Earth System Models are extremely useful to understand the Earth’s future in the context of climate change under different possible scenarios of anthropogenic emissions and socio-economic policies. These ESMs are simplified models of various aspects of the Earth System, including climate, hydrology, ecology, biogeochemistry, and human activities at global scales, with potential applications to local/regional dynamics. ESMs are essential for simulating the carbon cycle and vital environmental conditions that play a crucial role in climate-ecosystem variability and change. Physics-based differential equations typically govern these models. Though the ESMs are better suited for investigating the wider consequences of climate change and understanding the interactions between climate and other Earth system processes, they are extremely computationally expensive, and often the parameterizations are inaccurate, especially for very localized processes, leading to inaccurate simulations.

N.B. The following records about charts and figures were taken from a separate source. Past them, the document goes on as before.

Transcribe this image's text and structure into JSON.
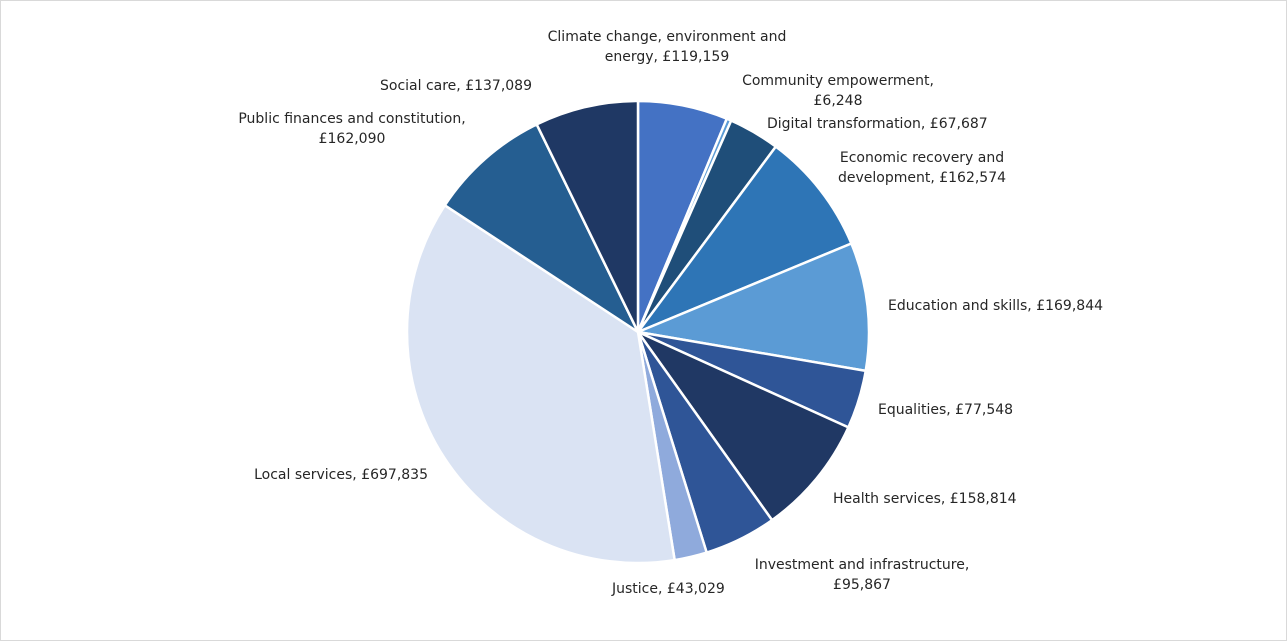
{
  "chart_data": {
    "type": "pie",
    "start_angle_deg": 90,
    "direction": "clockwise",
    "slices": [
      {
        "category": "Climate change, environment and energy",
        "value": 119159,
        "color": "#4472C4",
        "label_lines": [
          "Climate change, environment and",
          "energy, £119,159"
        ]
      },
      {
        "category": "Community empowerment",
        "value": 6248,
        "color": "#5B9BD5",
        "label_lines": [
          "Community empowerment,",
          "£6,248"
        ]
      },
      {
        "category": "Digital transformation",
        "value": 67687,
        "color": "#1F4E79",
        "label_lines": [
          "Digital transformation, £67,687"
        ]
      },
      {
        "category": "Economic recovery and development",
        "value": 162574,
        "color": "#2E75B6",
        "label_lines": [
          "Economic recovery and",
          "development, £162,574"
        ]
      },
      {
        "category": "Education and skills",
        "value": 169844,
        "color": "#5B9BD5",
        "label_lines": [
          "Education and skills, £169,844"
        ]
      },
      {
        "category": "Equalities",
        "value": 77548,
        "color": "#2F5597",
        "label_lines": [
          "Equalities, £77,548"
        ]
      },
      {
        "category": "Health services",
        "value": 158814,
        "color": "#203864",
        "label_lines": [
          "Health services, £158,814"
        ]
      },
      {
        "category": "Investment and infrastructure",
        "value": 95867,
        "color": "#2F5597",
        "label_lines": [
          "Investment and infrastructure,",
          "£95,867"
        ]
      },
      {
        "category": "Justice",
        "value": 43029,
        "color": "#8FAADC",
        "label_lines": [
          "Justice, £43,029"
        ]
      },
      {
        "category": "Local services",
        "value": 697835,
        "color": "#DAE3F3",
        "label_lines": [
          "Local services, £697,835"
        ]
      },
      {
        "category": "Public finances and constitution",
        "value": 162090,
        "color": "#255E91",
        "label_lines": [
          "Public finances and constitution,",
          "£162,090"
        ]
      },
      {
        "category": "Social care",
        "value": 137089,
        "color": "#1F3864",
        "label_lines": [
          "Social care, £137,089"
        ]
      }
    ]
  }
}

In recent years, there has been some effort to use Machine Learning (ML) to develop low-cost surrogate models for these Earth System Models and also use it to improve the parameterization of localized processes. Recent ML paradigms such as Physics-Inspired Neural Networks (PINN) and Generative Modeling can be useful to improve the ESMs. Further, Machine Learning can draw new insights about the ESM simulations using Explainable AI approaches. Weather forecasting is increasingly adopting data-driven models, powered by deep learning (DL), which are based on either Transformer based (FourCastNet, DLWP, Pangu etc) or Graph Neural Network (GraphCast). A few of these models are also being used operationally by national meteorological agencies. In addition, the rise and availability of large language models (LLMs) and their fine-tuning, has enabled remarkable outcomes in various domains and promise new directions in climate sciences too.
The aim of this workshop is to explore different aspects of the ESM and how ML can help them to improve them and make them more accurate and efficient. The usage of state-of-the-art AI models for weather/climate forecasts too will be discussed with hands-on-workshops.
Eligibility criteria: Early career researchers (PhD within last 10 years), PhD students and industry professional are eligible to apply. Researchers/industry professionals working on the Earth Sciences or Machine Learning will be given preference.
ICTS is committed to building an environment that is inclusive, non-discriminatory and welcoming of diverse individuals. We especially encourage the participation of women and other under-represented groups.